Avec le développement de la réception par la fibre, l’avenir de la télévision numérique terrestre, la TNT, est également en jeu, et donc la réglementation imposée aux grandes chaînes qui repose sur l’attribution d’une licence de diffusion hertzienne. Une simplification de cette réglementation constitue un horizon sans doute incontournable pour permettre un développement de la production française, notamment à l’export.

Il en est de même, madame la ministre, de la chronologie des médias, qui a besoin d’être modernisée. Nous avons fait des propositions en juillet dernier pour favoriser les comportements vertueux de ceux qui investissent dans le cinéma. Nous souhaitons qu’un accord soit trouvé, faute de quoi le législateur devra tirer les conséquences de cette situation.
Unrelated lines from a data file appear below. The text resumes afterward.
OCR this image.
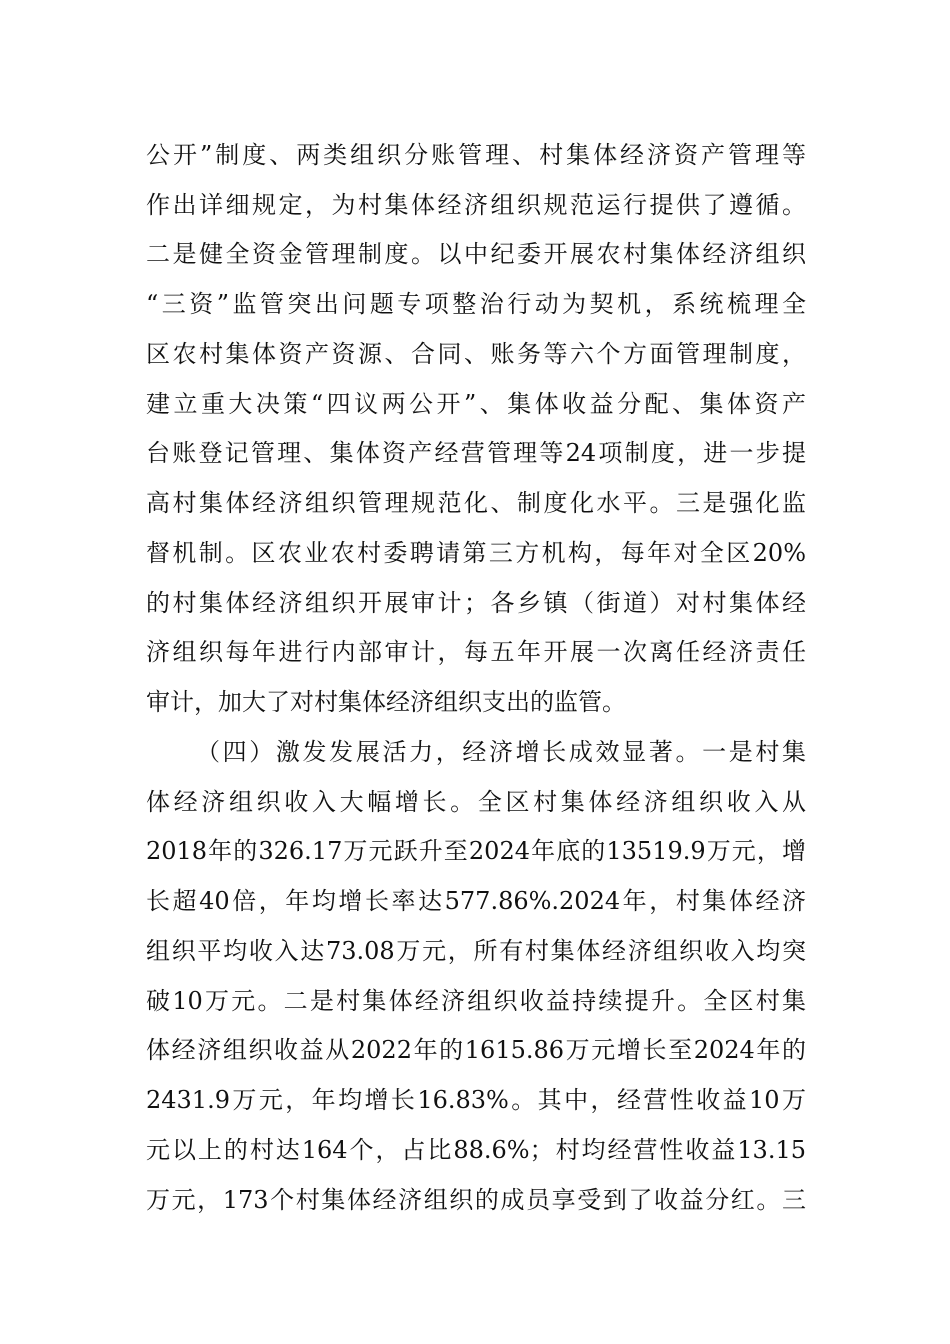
公开”制度、两类组织分账管理、村集体经济资产管理等
作出详细规定，为村集体经济组织规范运行提供了遵循。
二是健全资金管理制度。以中纪委开展农村集体经济组织
“三资”监管突出问题专项整治行动为契机，系统梳理全
区农村集体资产资源、合同、账务等六个方面管理制度，
建立重大决策“四议两公开”、集体收益分配、集体资产
台账登记管理、集体资产经营管理等24项制度，进一步提
高村集体经济组织管理规范化、制度化水平。三是强化监
督机制。区农业农村委聘请第三方机构，每年对全区20%
的村集体经济组织开展审计；各乡镇（街道）对村集体经
济组织每年进行内部审计，每五年开展一次离任经济责任
审计，加大了对村集体经济组织支出的监管。
（四）激发发展活力，经济增长成效显著。一是村集
体经济组织收入大幅增长。全区村集体经济组织收入从
2018年的326.17万元跃升至2024年底的13519.9万元，增
长超40倍，年均增长率达577.86%.2024年，村集体经济
组织平均收入达73.08万元，所有村集体经济组织收入均突
破10万元。二是村集体经济组织收益持续提升。全区村集
体经济组织收益从2022年的1615.86万元增长至2024年的
2431.9万元，年均增长16.83%。其中，经营性收益10万
元以上的村达164个，占比88.6%；村均经营性收益13.15
万元，173个村集体经济组织的成员享受到了收益分红。三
On le voit, tous ces changements sont liés. C’est donc à une réforme globale qu’il faut penser.

Comme je vous l’ai écrit, madame la ministre, la commission de la culture, de l’éducation et de la communication est prête et compte jouer tout son rôle dans le débat qui va s’engager à partir de maintenant. Nous poursuivons d’ailleurs nos travaux et nous engagerons très prochainement un travail de fond sur France 3 et France Bleu, les chaînes des territoires, et sur bien d’autres sujets encore.

Pour l’heure, c’est un point d’étape, voire de départ, que nous souhaitons avoir tous ensemble en votre présence, madame la ministre. Mes collègues vont avoir beaucoup de questions à vous poser, et nous comptons sur vous pour y répondre de manière que vos réponses enrichissent durablement notre réflexion.